Das Abkommen würde es ermöglichen, dass in Namibia oder Südafrika verurteilte Staatsbürger in das Heimatland verlegt werden können, um ihre Strafe dort abzusitzen. Dieser Schritt würde die Rehabilitation fördern und die familiäre und soziale Wiedereingliederung unterstützen.

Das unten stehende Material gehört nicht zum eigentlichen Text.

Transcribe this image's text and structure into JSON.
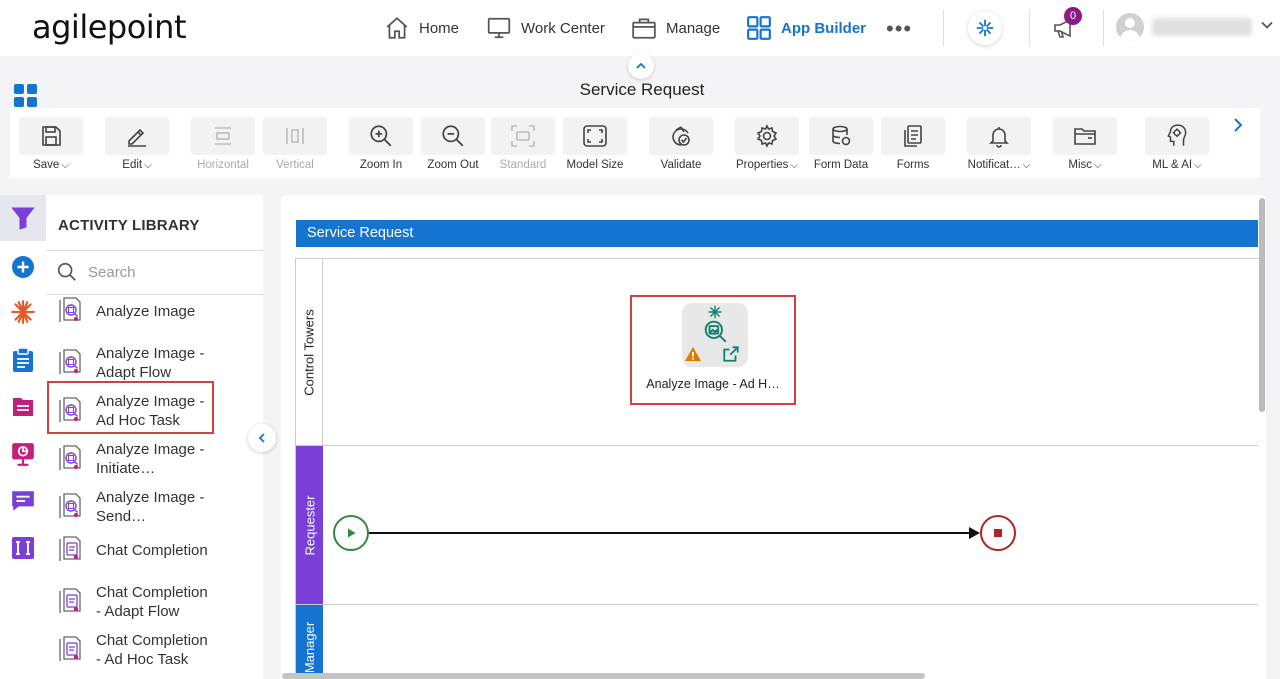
{
  "brand": {
    "logo_text": "agilepoint"
  },
  "nav": {
    "items": [
      {
        "label": "Home",
        "icon": "home-icon"
      },
      {
        "label": "Work Center",
        "icon": "monitor-icon"
      },
      {
        "label": "Manage",
        "icon": "briefcase-icon"
      },
      {
        "label": "App Builder",
        "icon": "grid-icon",
        "active": true
      }
    ],
    "more_label": "•••",
    "notification_count": "0"
  },
  "page": {
    "title": "Service Request"
  },
  "toolbar": {
    "items": [
      {
        "label": "Save",
        "icon": "save-icon",
        "has_menu": true,
        "enabled": true
      },
      {
        "label": "Edit",
        "icon": "pencil-icon",
        "has_menu": true,
        "enabled": true
      },
      {
        "label": "Horizontal",
        "icon": "horizontal-layout-icon",
        "has_menu": false,
        "enabled": false
      },
      {
        "label": "Vertical",
        "icon": "vertical-layout-icon",
        "has_menu": false,
        "enabled": false
      },
      {
        "label": "Zoom In",
        "icon": "zoom-in-icon",
        "has_menu": false,
        "enabled": true
      },
      {
        "label": "Zoom Out",
        "icon": "zoom-out-icon",
        "has_menu": false,
        "enabled": true
      },
      {
        "label": "Standard",
        "icon": "standard-size-icon",
        "has_menu": false,
        "enabled": false
      },
      {
        "label": "Model Size",
        "icon": "fit-screen-icon",
        "has_menu": false,
        "enabled": true
      },
      {
        "label": "Validate",
        "icon": "validate-icon",
        "has_menu": false,
        "enabled": true
      },
      {
        "label": "Properties",
        "icon": "gear-icon",
        "has_menu": true,
        "enabled": true
      },
      {
        "label": "Form Data",
        "icon": "database-icon",
        "has_menu": false,
        "enabled": true
      },
      {
        "label": "Forms",
        "icon": "forms-icon",
        "has_menu": false,
        "enabled": true
      },
      {
        "label": "Notificat…",
        "icon": "bell-icon",
        "has_menu": true,
        "enabled": true
      },
      {
        "label": "Misc",
        "icon": "folder-icon",
        "has_menu": true,
        "enabled": true
      },
      {
        "label": "ML & AI",
        "icon": "ai-brain-icon",
        "has_menu": true,
        "enabled": true
      }
    ]
  },
  "library": {
    "title": "ACTIVITY LIBRARY",
    "search_placeholder": "Search",
    "items": [
      {
        "label": "Analyze Image",
        "icon": "analyze-image-icon"
      },
      {
        "label": "Analyze Image - Adapt Flow",
        "icon": "analyze-image-adapt-icon"
      },
      {
        "label": "Analyze Image - Ad Hoc Task",
        "icon": "analyze-image-adhoc-icon",
        "highlighted": true
      },
      {
        "label": "Analyze Image - Initiate…",
        "icon": "analyze-image-initiate-icon"
      },
      {
        "label": "Analyze Image - Send…",
        "icon": "analyze-image-send-icon"
      },
      {
        "label": "Chat Completion",
        "icon": "chat-completion-icon"
      },
      {
        "label": "Chat Completion - Adapt Flow",
        "icon": "chat-completion-adapt-icon"
      },
      {
        "label": "Chat Completion - Ad Hoc Task",
        "icon": "chat-completion-adhoc-icon"
      }
    ]
  },
  "canvas": {
    "pool_name": "Service Request",
    "lanes": [
      {
        "name": "Control Towers"
      },
      {
        "name": "Requester"
      },
      {
        "name": "Manager"
      }
    ],
    "shape_label": "Analyze Image - Ad H…"
  },
  "colors": {
    "accent": "#1474cf",
    "requester_lane": "#7a3fd6",
    "highlight": "#d44040",
    "start_event": "#2e8b3e",
    "end_event": "#b22222"
  }
}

Bisher fehlt jedoch die notwendige rechtliche Umsetzung in Südafrika, weshalb die Initiative noch nicht in Gang gesetzt werden kann.
Die namibische Regierung beobachtet die Entwicklung aufseiten der südafrikanischen Parlamentsbehörden aufmerksam. Ein Sprecher des Justizministeriums in Windhoek erklärte, man sei bereit, die Zusammenarbeit sofort aufzunehmen, sobald die Rechtsgrundlage vorliege. Die Verzögerung wirft jedoch Fragen zur Koordinierung zwischen den beiden Ländern im Bereich der Strafvollzugsreform auf.
Beide Länder sind Mitglieder der Southern African Development Community (SADC) und arbeiten bereits in mehreren rechtlichen und sicherheitspolitischen Bereichen eng zusammen. Der Gefangenentransfer würde ein weiterer Schritt zur Vertiefung der regionalen Justizkooperation sein. Bis zur Verabschiedung des Gesetzes in Pretoria bleibt das Vorhaben jedoch vorerst auf Eis.